Во-первых, по словам Чехова, судить за гласное мнение, высказанное в печати «(какое бы оно ни было), — это рискованное дело, это покушение на свободу слова», так как «ни один журналист не мог бы быть уверен, что он рано или поздно не попадет под этот странный суд». Во-вторых, эти «обвинительные пункты», по словам Чехова, «как бы умышленно скрывают главную причину скандала, они умышленно взваливают всё на беспорядки» и на «письма» Суворина, «чтобы не говорить о главном»: «Отчего, раз пришла нужда или охота воевать с Вами не на жизнь, а на смерть, отчего не валять начистоту?» В-третьих, в обвинительных пунктах Суворин, автор конкретных «писем» о студенческих волнениях, не отделен от своей газеты и ему предъявлены обвинения многолетнего недовольства, превратившегося в предубеждение против издателя.

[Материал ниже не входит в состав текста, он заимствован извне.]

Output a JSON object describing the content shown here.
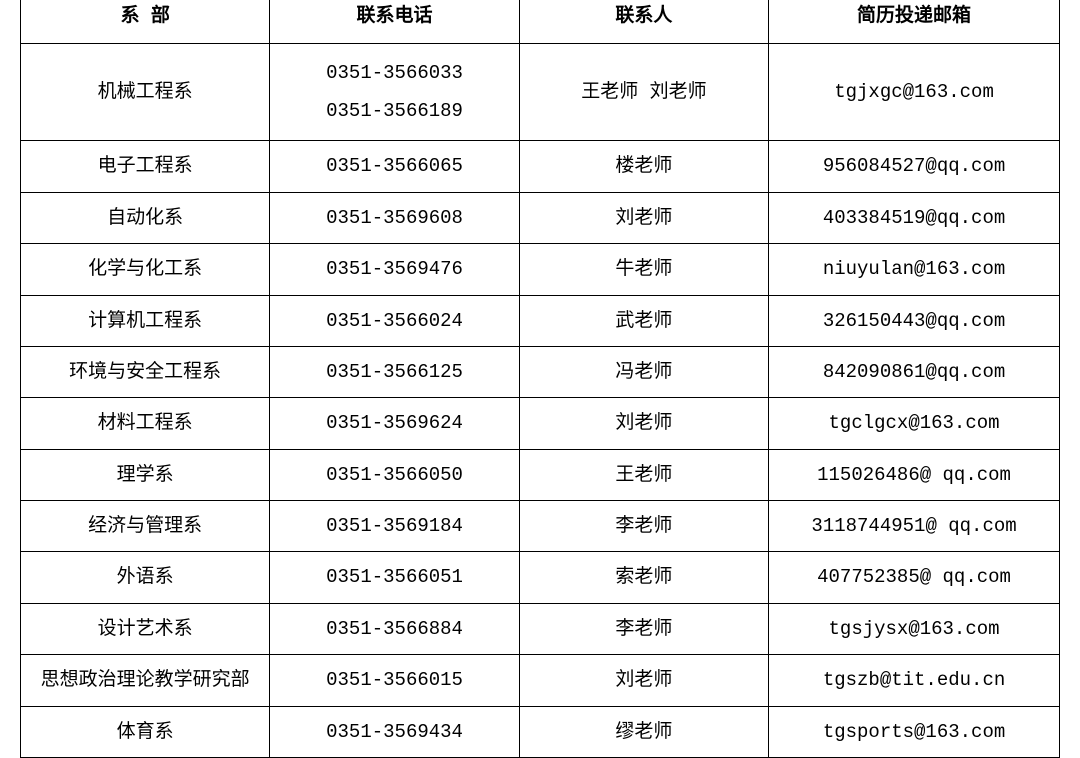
{
  "table": {
    "headers": {
      "department": "系 部",
      "phone": "联系电话",
      "contact": "联系人",
      "email": "简历投递邮箱"
    },
    "rows": [
      {
        "department": "机械工程系",
        "phone": "0351-3566033\n0351-3566189",
        "contact": "王老师 刘老师",
        "email": "tgjxgc@163.com"
      },
      {
        "department": "电子工程系",
        "phone": "0351-3566065",
        "contact": "楼老师",
        "email": "956084527@qq.com"
      },
      {
        "department": "自动化系",
        "phone": "0351-3569608",
        "contact": "刘老师",
        "email": "403384519@qq.com"
      },
      {
        "department": "化学与化工系",
        "phone": "0351-3569476",
        "contact": "牛老师",
        "email": "niuyulan@163.com"
      },
      {
        "department": "计算机工程系",
        "phone": "0351-3566024",
        "contact": "武老师",
        "email": "326150443@qq.com"
      },
      {
        "department": "环境与安全工程系",
        "phone": "0351-3566125",
        "contact": "冯老师",
        "email": "842090861@qq.com"
      },
      {
        "department": "材料工程系",
        "phone": "0351-3569624",
        "contact": "刘老师",
        "email": "tgclgcx@163.com"
      },
      {
        "department": "理学系",
        "phone": "0351-3566050",
        "contact": "王老师",
        "email": "115026486@  qq.com"
      },
      {
        "department": "经济与管理系",
        "phone": "0351-3569184",
        "contact": "李老师",
        "email": "3118744951@  qq.com"
      },
      {
        "department": "外语系",
        "phone": "0351-3566051",
        "contact": "索老师",
        "email": "407752385@  qq.com"
      },
      {
        "department": "设计艺术系",
        "phone": "0351-3566884",
        "contact": "李老师",
        "email": "tgsjysx@163.com"
      },
      {
        "department": "思想政治理论教学研究部",
        "phone": "0351-3566015",
        "contact": "刘老师",
        "email": "tgszb@tit.edu.cn"
      },
      {
        "department": "体育系",
        "phone": "0351-3569434",
        "contact": "缪老师",
        "email": "tgsports@163.com"
      }
    ],
    "styling": {
      "border_color": "#000000",
      "background_color": "#ffffff",
      "text_color": "#000000",
      "font_size": 19,
      "header_font_weight": "bold",
      "cell_padding": "10px 4px"
    }
  }
}
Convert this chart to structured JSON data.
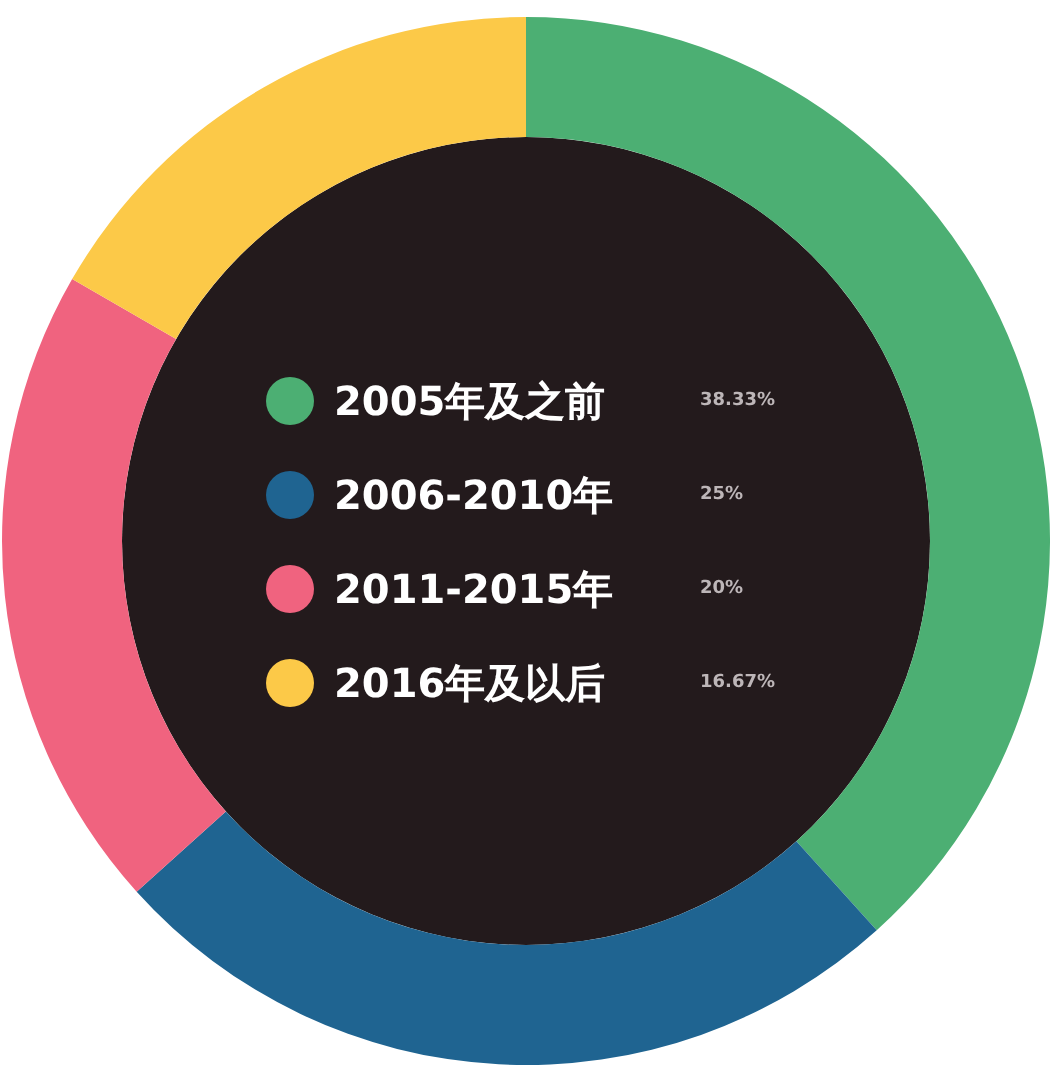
{
  "chart_data": {
    "type": "donut",
    "categories": [
      "2005年及之前",
      "2006-2010年",
      "2011-2015年",
      "2016年及以后"
    ],
    "values": [
      38.33,
      25,
      20,
      16.67
    ],
    "colors": [
      "#4caf73",
      "#1f6491",
      "#f0637f",
      "#fcc948"
    ],
    "value_labels": [
      "38.33%",
      "25%",
      "20%",
      "16.67%"
    ],
    "legend": "center"
  }
}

Но в каждом из трех умозаключений Чехова таился или прямо высказывался контрдовод, относящийся не к зачинщикам «суда чести», но к самому Суворину. В том предубеждении против издания, которое лавиной обрушилось на Суворина, он был повинен не менее, чем его «зулусы» и «кактусы». Может быть и больше, как глава газеты, о чем Чехов прямо сказал Суворину: «Составилось убеждение, что „Новое время“ получает субсидию от правительства и от французского генерального штаба. И „Нов[ое] время“ делало всё возможное, чтобы поддержать эту незаслуженную репутацию, и трудно было понять, для чего оно это делало, во имя какого бога». И вообще, по выражению Чехова, поступало «не литературно» — доносы на другие газеты, искажение чужих слов и т. д.
Таким образом, «забавы» литераторов («обливание помоями», «суды чести» и т. п.) и «нелитературное» поведение «Нового времени» оказывались за рамками справедливости, правды, искренности.